Emilio Estevez is the son of Hollywood legend Martin Sheen but in addition to being a star of the big screen, his dad was also a passionate activist who often found himself on the wrong side of the law with his public protests.
Estevez, most famous as the teenager on detention in the 1985 flick The Breakfast Club, shared some insights into his adolescence in an interview with the British magazine for the homeless, The Big Issue.
He said his dad's activism mostly concerned immigration, the homeless, and campaigning against nuclear weapons.
The activism is especially resonating with Estevez now because his latest movie, The Public, is about a librarian who takes a brave stand for the homeless people in his local community.
He says his dad was arrested 69 times for non-violent civil disobedience and that when he was young, he used to feel "embarrassed" about it. But as he got older, his attitude changed and now he's thanking his dad for the lessons he taught him.

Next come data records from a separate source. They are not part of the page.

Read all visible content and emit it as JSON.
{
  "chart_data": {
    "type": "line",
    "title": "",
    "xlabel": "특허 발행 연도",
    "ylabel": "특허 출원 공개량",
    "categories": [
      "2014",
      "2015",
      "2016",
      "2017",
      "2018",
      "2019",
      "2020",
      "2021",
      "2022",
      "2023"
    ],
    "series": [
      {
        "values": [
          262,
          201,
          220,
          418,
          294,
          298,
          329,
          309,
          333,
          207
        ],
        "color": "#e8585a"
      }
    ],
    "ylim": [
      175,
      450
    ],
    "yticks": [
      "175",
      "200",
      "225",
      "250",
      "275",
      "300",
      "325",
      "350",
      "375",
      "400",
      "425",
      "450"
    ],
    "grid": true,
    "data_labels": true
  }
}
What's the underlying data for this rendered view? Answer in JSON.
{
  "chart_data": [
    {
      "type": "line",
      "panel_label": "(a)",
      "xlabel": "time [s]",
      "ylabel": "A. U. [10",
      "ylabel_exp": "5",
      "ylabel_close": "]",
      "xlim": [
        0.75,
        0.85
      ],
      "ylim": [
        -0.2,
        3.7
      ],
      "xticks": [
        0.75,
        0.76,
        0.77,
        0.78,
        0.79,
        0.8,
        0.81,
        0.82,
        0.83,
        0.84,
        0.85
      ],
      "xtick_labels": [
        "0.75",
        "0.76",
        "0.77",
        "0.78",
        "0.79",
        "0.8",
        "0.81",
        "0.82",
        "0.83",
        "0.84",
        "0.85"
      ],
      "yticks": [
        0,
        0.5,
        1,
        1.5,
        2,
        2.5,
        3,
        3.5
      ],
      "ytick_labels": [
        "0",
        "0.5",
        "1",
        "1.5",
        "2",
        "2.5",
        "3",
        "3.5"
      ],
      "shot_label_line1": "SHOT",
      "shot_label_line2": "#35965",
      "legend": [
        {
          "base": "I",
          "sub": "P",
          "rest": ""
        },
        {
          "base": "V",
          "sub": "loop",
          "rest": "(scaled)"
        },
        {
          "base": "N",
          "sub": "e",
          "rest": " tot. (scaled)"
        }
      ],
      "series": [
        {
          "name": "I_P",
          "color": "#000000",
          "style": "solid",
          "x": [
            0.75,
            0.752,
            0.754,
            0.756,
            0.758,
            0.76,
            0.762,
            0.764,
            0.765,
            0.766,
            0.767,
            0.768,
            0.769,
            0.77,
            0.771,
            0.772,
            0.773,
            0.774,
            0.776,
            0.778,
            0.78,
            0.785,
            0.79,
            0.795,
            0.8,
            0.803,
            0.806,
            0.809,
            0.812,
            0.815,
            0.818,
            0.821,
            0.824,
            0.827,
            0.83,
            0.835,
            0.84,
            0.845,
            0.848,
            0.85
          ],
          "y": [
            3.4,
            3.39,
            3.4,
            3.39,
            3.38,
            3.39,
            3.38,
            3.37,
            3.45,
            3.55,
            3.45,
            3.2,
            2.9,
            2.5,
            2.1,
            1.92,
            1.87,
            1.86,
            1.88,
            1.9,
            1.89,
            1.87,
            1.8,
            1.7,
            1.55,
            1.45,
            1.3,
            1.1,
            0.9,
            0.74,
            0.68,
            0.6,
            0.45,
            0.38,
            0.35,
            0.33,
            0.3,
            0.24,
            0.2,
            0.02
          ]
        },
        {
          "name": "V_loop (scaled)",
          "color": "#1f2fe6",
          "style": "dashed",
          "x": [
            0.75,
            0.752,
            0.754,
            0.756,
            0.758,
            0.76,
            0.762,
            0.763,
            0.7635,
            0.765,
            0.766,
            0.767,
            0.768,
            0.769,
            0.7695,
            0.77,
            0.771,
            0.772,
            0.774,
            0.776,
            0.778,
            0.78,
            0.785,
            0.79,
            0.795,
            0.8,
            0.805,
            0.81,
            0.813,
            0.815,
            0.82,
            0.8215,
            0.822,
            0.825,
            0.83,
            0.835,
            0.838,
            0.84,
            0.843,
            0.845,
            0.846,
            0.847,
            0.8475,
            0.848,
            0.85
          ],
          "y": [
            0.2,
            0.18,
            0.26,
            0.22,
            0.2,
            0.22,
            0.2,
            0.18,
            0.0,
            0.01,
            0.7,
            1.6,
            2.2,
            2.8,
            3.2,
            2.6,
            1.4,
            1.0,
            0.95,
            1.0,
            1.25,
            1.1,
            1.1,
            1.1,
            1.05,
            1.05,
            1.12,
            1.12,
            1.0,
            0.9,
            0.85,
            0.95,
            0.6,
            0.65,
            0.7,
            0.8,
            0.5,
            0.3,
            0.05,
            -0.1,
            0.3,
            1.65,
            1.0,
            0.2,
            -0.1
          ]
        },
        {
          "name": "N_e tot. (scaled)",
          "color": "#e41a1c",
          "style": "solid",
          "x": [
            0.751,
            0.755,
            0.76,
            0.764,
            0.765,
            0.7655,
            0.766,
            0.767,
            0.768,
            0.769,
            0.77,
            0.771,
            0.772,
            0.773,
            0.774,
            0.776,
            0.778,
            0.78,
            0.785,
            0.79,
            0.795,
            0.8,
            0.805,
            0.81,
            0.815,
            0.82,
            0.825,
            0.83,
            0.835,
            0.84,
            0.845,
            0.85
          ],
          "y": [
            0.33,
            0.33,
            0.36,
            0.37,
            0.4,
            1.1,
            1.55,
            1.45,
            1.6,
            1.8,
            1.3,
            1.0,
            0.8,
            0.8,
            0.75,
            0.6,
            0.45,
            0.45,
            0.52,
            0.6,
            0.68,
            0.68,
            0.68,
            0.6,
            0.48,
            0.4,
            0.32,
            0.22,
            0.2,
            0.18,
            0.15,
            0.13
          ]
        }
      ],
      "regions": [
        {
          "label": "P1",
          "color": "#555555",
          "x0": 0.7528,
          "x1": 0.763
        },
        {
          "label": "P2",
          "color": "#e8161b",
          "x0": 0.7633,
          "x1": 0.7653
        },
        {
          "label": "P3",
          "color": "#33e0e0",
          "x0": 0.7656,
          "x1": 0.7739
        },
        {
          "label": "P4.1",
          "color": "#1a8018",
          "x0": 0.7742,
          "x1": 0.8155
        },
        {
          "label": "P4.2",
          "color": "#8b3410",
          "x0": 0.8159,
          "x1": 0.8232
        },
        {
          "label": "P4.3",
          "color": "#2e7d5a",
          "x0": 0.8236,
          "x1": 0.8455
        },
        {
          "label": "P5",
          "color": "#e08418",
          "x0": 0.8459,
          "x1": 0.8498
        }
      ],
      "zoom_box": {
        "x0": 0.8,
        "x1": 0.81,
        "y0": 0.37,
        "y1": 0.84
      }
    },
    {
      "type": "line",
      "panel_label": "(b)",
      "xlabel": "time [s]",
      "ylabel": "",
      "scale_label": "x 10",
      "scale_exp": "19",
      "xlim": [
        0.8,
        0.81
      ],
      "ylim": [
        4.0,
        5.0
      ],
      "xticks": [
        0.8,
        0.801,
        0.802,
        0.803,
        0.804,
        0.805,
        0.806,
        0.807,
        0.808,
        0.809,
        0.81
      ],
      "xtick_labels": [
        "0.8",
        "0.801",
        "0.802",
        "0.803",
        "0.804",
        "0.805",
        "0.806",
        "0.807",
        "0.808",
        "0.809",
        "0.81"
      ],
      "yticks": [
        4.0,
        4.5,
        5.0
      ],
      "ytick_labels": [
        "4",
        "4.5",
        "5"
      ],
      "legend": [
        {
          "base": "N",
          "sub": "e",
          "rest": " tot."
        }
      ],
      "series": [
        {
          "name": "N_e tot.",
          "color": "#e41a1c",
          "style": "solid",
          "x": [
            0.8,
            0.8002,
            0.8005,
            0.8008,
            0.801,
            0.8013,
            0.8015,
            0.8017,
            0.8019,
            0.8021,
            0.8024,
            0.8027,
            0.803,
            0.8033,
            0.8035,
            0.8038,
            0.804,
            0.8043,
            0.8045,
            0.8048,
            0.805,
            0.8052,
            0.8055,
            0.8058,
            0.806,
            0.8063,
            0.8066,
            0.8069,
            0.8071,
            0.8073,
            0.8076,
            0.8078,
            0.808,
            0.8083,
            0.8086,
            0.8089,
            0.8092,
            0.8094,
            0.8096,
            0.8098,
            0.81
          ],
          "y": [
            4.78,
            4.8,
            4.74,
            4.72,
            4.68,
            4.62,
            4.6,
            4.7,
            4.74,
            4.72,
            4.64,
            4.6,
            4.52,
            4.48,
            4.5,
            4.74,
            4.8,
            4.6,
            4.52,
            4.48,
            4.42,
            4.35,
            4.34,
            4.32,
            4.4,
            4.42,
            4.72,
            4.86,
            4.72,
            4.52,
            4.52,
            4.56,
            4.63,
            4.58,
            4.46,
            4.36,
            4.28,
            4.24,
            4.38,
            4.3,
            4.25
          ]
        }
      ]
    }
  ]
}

"As a boy and as a young man, I would watch him on the news - oftentimes they would only cover the protests because he was going and he was drawing attention to the issue," he told the magazine.
"Or I would sit next to my mother as he was carted off in handcuffs, reciting the Lord's Prayer at the top of his lungs looking out of his mind.
"I was embarrassed as a young man.
"I understood fundamentally why he was doing it, but did not understand on a spiritual level until I started working on my new film, The Public - which takes place in a library and deals with homelessness and mental illness."
The movie already released in the US in April, but in the UK, it's coming out to theaters on January 2020.
Sheen was really moved when he watched a screening of the movie, Estevez says. "I screened it for my dad and he was in tears.
"I said, 'I paid attention. I understood. I listened to you - and God bless you.'
"I thanked him for another lesson I didn't realise I was learning."